Simon sighed. ‘Why do they bother?’

‘It’s their way of communicating.’ His mother breathed in very deeply. She had taken to sniffing the air several times a day, just in case there was anyone around who had something to say to her.

‘Why?’ Simon asked her. ‘Why didn’t they just communicate when they were alive?’

‘It’s not that straightforward, Simon. You think you’ve got all the time in the world to speak up. It’s only when you’re dead you realise there was something you forgot to mention.’

‘Could it really be that important?’ he said.

‘To the person left behind it could,’ she said. ‘It could make all the difference in the world.’

After his mother died, his father saw an empty crisp packet in Sainsbury’s car park.

‘Cheese and onion,’ he said. ‘Your mother’s favourite.’ He pointed to the packet. ‘That’ll be Barbara, telling us to move on with our lives.’

Simon looked up at the church spire. Barry was saying something about a witch and several people were fanning themselves with their itineraries. Miss Ambrose was looking up too, and biting into her bottom lip.

‘Do you believe in ghosts?’ he said to her.

She didn’t answer, and then after a while she said, ‘I’m not entirely sure.’

He told her about the feathers and the pebbles, and the crisp packet.

‘It would be nice to think so, wouldn’t it?’ she said. ‘It would be nice to think you could affect things, even from the grave. That your roll of the dice went on for a little longer than you imagined.’

‘I suppose.’ Simon stopped looking up at the church tower. It was making him light-headed. ‘Although I don’t think I’m important enough to affect anything when I’m alive, let alone when I’m dead and buried.’

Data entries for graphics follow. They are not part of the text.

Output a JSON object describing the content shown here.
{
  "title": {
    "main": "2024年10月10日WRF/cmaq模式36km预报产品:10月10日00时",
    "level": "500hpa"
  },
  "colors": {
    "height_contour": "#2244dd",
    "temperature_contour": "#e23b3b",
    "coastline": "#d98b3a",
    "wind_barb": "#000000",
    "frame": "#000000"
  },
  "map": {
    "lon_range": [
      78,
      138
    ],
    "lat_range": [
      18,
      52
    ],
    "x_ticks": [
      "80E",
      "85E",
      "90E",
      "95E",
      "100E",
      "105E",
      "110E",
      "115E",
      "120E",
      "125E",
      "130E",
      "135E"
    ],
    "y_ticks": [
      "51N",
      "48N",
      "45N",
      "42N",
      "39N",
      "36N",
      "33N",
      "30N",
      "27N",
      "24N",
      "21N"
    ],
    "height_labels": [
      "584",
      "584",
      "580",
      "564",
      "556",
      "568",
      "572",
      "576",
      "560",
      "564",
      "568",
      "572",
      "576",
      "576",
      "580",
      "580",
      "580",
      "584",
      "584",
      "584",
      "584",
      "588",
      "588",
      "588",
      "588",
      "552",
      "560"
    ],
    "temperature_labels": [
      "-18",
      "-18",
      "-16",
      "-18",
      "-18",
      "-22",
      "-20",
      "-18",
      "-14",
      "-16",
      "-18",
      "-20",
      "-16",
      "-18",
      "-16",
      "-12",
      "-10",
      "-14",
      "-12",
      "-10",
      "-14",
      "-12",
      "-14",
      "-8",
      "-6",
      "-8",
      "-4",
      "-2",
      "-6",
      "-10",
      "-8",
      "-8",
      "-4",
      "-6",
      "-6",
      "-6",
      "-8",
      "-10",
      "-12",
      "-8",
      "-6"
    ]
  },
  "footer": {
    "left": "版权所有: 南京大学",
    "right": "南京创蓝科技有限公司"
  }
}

‘Are any of us, when you think about it?’ They watched a crowd emerge from one of the pubs, and the street filled with a spill of lager and shouting. ‘Most of us are just secondary characters. We take up all the space between the few people who manage to make a mark.’

‘Like who?’

‘I don’t know.’ The men disappeared into another pub doorway, and for a moment, Simon felt the warmth of a Friday-night bar. ‘Politicians? World leaders? The Pope?’

‘If we’re going to start judging ourselves by the Pope, everyone’s going to fall a bit short, aren’t they?’

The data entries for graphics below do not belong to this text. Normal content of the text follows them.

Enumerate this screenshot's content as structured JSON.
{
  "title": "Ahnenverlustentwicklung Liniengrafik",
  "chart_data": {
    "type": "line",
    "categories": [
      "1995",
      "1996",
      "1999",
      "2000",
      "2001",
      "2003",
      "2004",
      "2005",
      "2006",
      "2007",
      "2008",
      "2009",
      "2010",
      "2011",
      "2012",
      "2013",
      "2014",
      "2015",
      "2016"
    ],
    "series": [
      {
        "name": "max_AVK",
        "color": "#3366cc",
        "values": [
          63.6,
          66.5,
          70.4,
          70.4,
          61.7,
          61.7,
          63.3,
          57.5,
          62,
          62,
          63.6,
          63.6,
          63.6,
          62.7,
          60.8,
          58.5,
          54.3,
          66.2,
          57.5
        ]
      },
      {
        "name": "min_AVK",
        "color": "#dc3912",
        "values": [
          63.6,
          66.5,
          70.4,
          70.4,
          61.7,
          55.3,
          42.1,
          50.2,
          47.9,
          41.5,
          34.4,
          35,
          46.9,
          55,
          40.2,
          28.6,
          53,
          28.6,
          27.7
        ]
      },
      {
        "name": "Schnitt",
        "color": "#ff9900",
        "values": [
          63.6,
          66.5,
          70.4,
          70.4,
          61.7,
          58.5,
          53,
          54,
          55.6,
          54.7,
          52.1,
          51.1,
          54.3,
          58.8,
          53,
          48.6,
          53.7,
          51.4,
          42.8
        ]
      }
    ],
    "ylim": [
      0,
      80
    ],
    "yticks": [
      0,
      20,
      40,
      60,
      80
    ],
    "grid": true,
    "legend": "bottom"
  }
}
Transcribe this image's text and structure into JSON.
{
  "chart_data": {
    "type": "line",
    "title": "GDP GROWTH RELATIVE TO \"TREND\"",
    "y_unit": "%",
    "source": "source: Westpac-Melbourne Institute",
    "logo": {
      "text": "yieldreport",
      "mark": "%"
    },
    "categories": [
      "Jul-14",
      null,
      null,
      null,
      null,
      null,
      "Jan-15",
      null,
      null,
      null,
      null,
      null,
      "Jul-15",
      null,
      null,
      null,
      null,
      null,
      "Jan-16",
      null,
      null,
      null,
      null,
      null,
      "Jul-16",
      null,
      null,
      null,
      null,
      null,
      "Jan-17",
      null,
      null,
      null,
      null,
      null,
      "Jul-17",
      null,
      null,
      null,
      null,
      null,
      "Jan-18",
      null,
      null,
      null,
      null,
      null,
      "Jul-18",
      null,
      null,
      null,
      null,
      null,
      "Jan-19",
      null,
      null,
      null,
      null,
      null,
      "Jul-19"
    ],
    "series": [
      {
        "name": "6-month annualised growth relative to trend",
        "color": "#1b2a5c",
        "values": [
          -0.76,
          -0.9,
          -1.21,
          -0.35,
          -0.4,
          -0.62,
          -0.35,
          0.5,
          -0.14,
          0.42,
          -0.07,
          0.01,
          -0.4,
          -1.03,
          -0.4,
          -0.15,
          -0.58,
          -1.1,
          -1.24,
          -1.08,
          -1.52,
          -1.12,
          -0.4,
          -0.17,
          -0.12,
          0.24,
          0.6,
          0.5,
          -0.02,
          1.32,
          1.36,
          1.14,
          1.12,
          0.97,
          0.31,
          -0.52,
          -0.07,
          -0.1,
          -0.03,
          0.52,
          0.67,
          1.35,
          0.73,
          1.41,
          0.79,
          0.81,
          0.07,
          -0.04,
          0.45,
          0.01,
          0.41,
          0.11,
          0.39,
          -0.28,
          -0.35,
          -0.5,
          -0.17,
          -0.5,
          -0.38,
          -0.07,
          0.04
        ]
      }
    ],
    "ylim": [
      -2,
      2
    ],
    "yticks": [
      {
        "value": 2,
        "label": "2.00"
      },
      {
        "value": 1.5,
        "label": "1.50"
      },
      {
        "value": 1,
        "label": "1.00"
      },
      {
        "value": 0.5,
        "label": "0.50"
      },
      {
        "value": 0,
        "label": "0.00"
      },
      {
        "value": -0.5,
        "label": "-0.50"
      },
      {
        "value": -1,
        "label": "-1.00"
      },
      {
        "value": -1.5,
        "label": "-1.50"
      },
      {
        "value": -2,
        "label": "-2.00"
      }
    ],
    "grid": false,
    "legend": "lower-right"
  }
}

‘Your dad, then,’ said Miss Ambrose. ‘Look at all the lives he saved. He’s made a difference.’

‘Except he only ever thinks about the life he let go. The one he missed.’

‘But that’s human nature.’ Miss Ambrose tightened the belt on her coat. ‘We only ever think about the differences we didn’t make, the chances we allowed to drift past, until you start asking yourself, what was the bloody point of it all in the first place?’

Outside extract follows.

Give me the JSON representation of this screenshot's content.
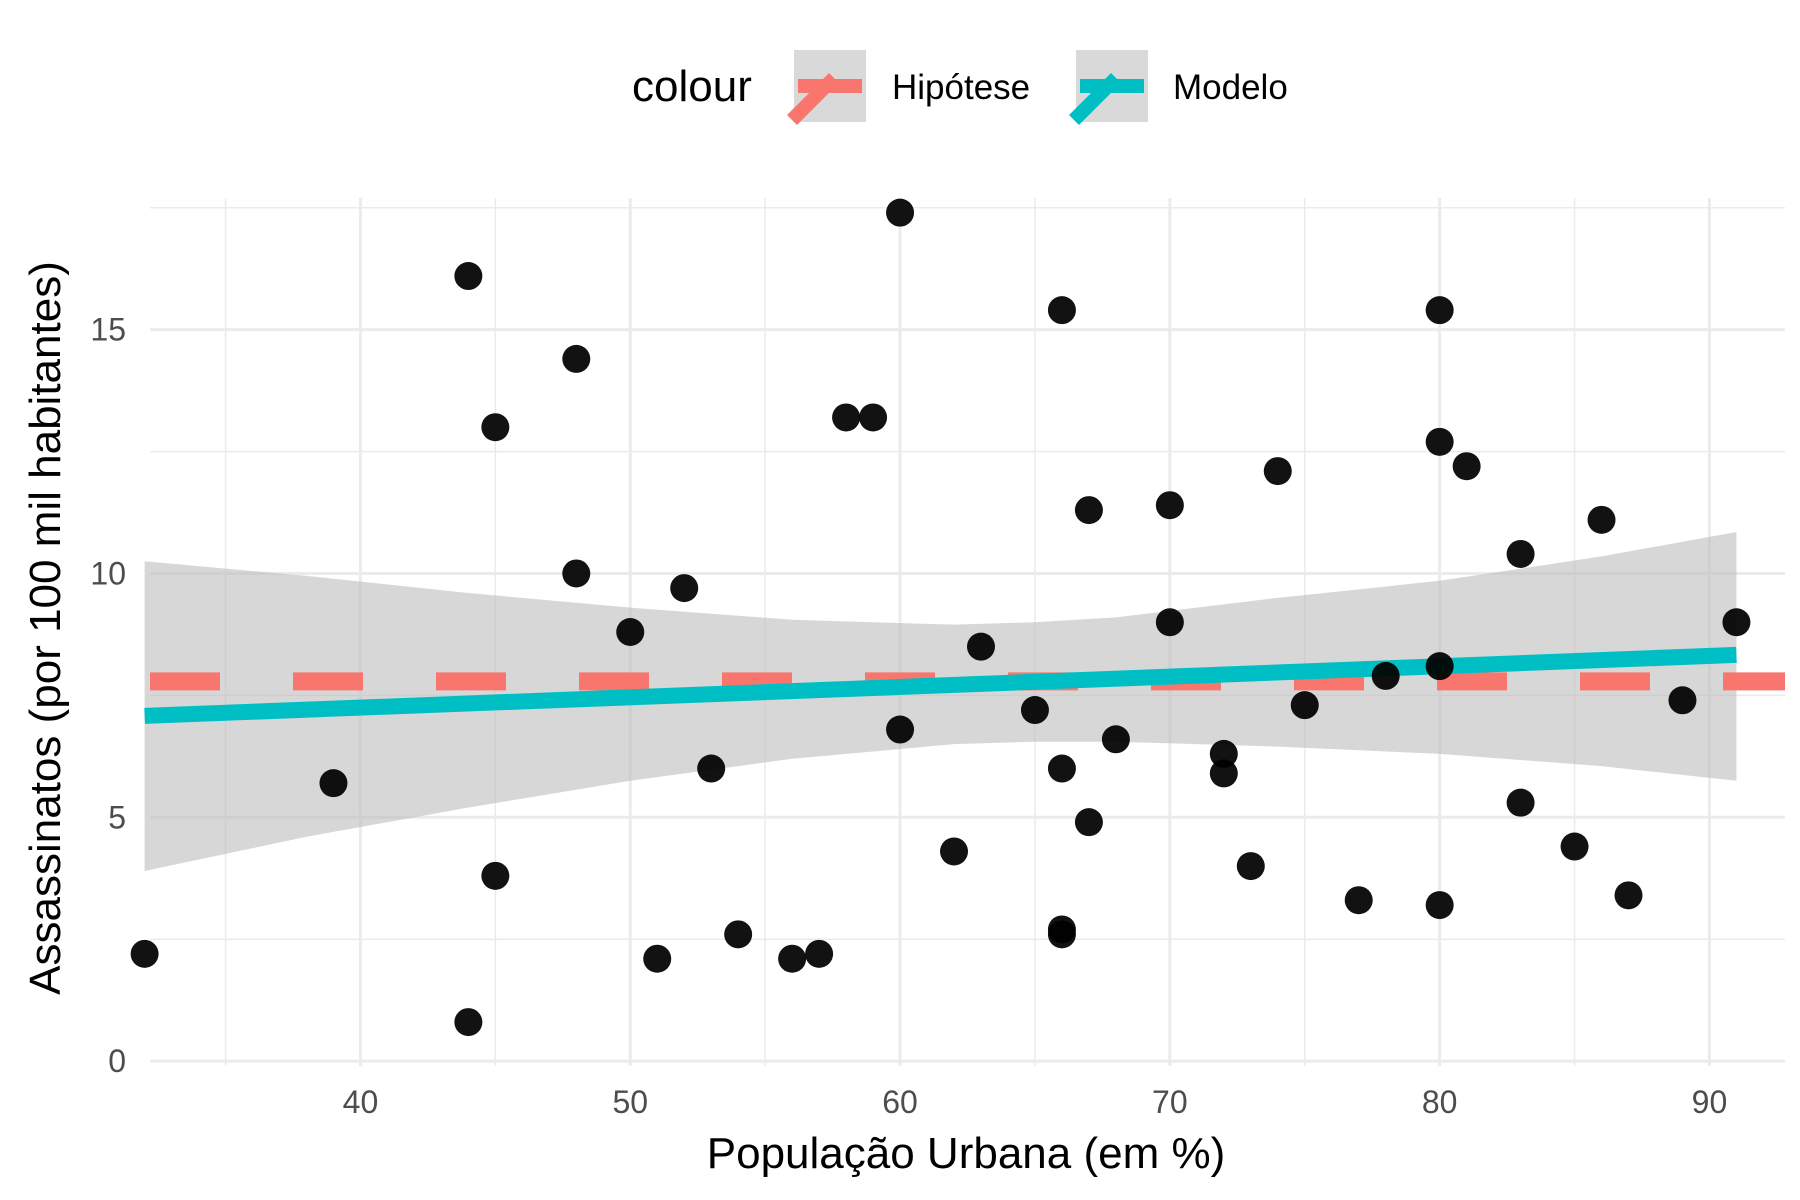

And Simon realised she had stopped talking to him and had begun having a conversation with herself. Barry lifted his cane and started to walk up the hill to a set of park gates, where he told them they would be hearing a ghost story so terrifying, no one would be able to sleep that night. He was right, as it happened, but the reason they all lost sleep would be nothing to do with the afterlife.

‘Perhaps that’s why we like to believe in spirits,’ said Miss Ambrose, as she started walking. ‘Perhaps it reassures us to think we’ll have a second chance at being somebody significant.’

‘Or at least send everyone a crisp packet to let them know we’re still thinking of them.’

Miss Ambrose turned to him. ‘What would you send?’ she said.

‘How do you mean?’

‘What would you send to make someone know absolutely without doubt it was you who was trying to speak to them?’

Handy Simon thought about it all evening. He thought about it for the rest of the ghost walk, and all the way through the drama that unfolded afterwards, and he was even thinking about it as he went to sleep that night, yet he still couldn’t come up with a single thing.





FLORENCE


We walked in, and a little bell above the door signalled our arrival. It was the only noise. For a room filled with the sound of a thousand waiting notes, it was peculiarly silent. I took a breath. The counter was polished, and all around us cabinets shone and glass sparkled, but the shop was still heavy with the scent of dust. It must have been held within the pages of the music and trapped against the frets of the violins, because it smelled as if the past had found a hiding place, safe and sheltered, where no one could be rid of it ever again.